6,5 tysiąca kilometrów pieszo z Ustki do Portugalii przez Watykan chce przejść mieszkaniec Bydlina. Grzegorz Stenka podkreśla, że poznawanie świata i ludzi to jego pasja. Planuje wyruszyć 1 kwietnia w stronę Włoch. Piesza wyprawa ma potrwać około 6,5 miesiąca.
– Zawsze o tym marzyłem, żeby przejść Europę. Najpierw przejechałem ją autostopem, teraz chcę ją przejść, a potem chcę ją przejechać rowerem. Z Ustki udaję się do Słowacji, potem Austria, Węgry, Słowenia, Chorwacja, Bośnia i Hercegowina, zawracam do Chorwacji, następnie idę do Włoch, potem do Watykanu, z Watykanu udaję się do Szwajcarii, ze Szwajcarii do Francji, z Francji do Hiszpanii, tam chcę przejść Północną Drogę św. Jakuba do Santiago de Compostela i następnie z Santiago de Compostela do Coba da Roca w Portugalii. A jak starczy mi sił, to dojdę jeszcze do Fatimy. Założyłem sobie taki plan, że będę przechodził 30 kilometrów dziennie i chcę poświęcić na to sześć i pół miesiąca – powiedział Grzegorz Stenka.

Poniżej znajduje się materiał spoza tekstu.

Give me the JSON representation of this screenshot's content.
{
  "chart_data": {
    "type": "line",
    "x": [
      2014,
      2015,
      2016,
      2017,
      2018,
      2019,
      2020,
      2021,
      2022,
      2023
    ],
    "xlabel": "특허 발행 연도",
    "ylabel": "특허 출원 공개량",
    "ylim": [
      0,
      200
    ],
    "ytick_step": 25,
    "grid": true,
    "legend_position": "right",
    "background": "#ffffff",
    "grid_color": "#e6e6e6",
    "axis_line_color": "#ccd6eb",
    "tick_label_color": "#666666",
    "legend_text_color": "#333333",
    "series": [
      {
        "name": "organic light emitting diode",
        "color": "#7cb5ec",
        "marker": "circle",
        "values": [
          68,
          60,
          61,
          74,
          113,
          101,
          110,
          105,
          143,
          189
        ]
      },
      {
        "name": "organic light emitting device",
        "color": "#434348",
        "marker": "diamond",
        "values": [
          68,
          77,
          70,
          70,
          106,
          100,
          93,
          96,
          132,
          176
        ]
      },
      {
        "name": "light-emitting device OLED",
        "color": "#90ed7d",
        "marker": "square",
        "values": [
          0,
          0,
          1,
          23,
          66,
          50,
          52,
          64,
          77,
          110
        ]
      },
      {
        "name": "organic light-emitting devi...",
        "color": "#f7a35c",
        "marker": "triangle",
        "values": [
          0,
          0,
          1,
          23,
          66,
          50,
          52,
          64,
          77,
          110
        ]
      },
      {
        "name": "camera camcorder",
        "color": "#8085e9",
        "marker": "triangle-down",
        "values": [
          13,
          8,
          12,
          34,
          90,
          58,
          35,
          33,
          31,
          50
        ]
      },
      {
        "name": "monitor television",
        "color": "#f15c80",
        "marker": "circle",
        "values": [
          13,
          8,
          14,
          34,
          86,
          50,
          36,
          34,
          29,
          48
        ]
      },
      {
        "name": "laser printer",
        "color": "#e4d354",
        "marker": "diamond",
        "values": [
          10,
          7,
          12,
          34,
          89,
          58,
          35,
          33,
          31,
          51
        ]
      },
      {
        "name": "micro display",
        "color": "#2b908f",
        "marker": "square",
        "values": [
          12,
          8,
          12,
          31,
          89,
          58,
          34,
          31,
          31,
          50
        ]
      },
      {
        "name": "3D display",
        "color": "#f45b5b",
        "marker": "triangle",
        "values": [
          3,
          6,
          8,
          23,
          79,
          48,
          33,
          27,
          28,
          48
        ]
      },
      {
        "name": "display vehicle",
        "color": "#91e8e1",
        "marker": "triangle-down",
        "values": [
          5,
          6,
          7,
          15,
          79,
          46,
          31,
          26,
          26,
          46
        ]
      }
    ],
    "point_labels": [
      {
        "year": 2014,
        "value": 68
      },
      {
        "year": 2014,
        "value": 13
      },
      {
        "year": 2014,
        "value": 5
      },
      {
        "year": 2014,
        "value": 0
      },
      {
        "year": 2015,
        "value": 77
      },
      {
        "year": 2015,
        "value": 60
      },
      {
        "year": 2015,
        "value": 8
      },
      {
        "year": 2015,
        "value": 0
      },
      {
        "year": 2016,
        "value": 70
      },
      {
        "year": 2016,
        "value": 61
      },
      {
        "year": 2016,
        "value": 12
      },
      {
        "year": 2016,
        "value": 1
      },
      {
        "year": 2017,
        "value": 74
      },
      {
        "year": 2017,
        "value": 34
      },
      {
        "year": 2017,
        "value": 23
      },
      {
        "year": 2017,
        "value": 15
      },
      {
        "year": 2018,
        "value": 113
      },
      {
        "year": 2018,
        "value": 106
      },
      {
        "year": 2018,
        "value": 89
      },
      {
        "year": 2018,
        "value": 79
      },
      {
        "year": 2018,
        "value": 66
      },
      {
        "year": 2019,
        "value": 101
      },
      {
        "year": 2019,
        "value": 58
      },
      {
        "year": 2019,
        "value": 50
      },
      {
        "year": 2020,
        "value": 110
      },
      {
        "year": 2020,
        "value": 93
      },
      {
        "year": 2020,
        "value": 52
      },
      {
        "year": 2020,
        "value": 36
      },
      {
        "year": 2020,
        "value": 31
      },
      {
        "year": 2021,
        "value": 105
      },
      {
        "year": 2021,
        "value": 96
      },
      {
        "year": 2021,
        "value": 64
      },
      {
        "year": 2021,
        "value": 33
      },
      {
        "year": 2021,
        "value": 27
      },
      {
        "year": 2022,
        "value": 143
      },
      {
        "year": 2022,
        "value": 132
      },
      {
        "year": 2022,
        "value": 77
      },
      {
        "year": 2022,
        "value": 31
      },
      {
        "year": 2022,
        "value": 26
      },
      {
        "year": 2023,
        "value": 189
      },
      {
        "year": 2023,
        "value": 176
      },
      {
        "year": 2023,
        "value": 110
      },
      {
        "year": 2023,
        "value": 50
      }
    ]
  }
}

– To moja pasja, spotykam po drodze mnóstwo dobrych ludzi, którzy mi pomagają. Otrzymuję pomoc od ludzi w formie noclegów. Przygarniało mnie bardzo dużo osób. za co bardzo dziękuję i będę im wdzięczny do końca życia. Są specjalne schroniska dla ludzi wędrujących. Korzystam z serwisu Couchsurfing, który jest dla podróżników. Szukam również noclegów na różnych grupach, typu „Polacy w Niemczech”, „Polacy we Francji”, i spotykam się z dużym odzewem. Zabieram plecak, pięć par butów, ubrania i wodę. W tym roku też namiot. Całość będzie ważyć około 15 kilogramów. Wrócę prawdopodobnie autostopem z Portugalii, a jak będę miał siły, to może też pieszo – dodał Grzegorz Stenka.
Nie będzie to pierwsza taka wyprawa mieszkańca Bydlina. W ubiegłym roku Grzegorz Stenka pokonał 4,5 tysiąca kilometrów pieszo po Europie.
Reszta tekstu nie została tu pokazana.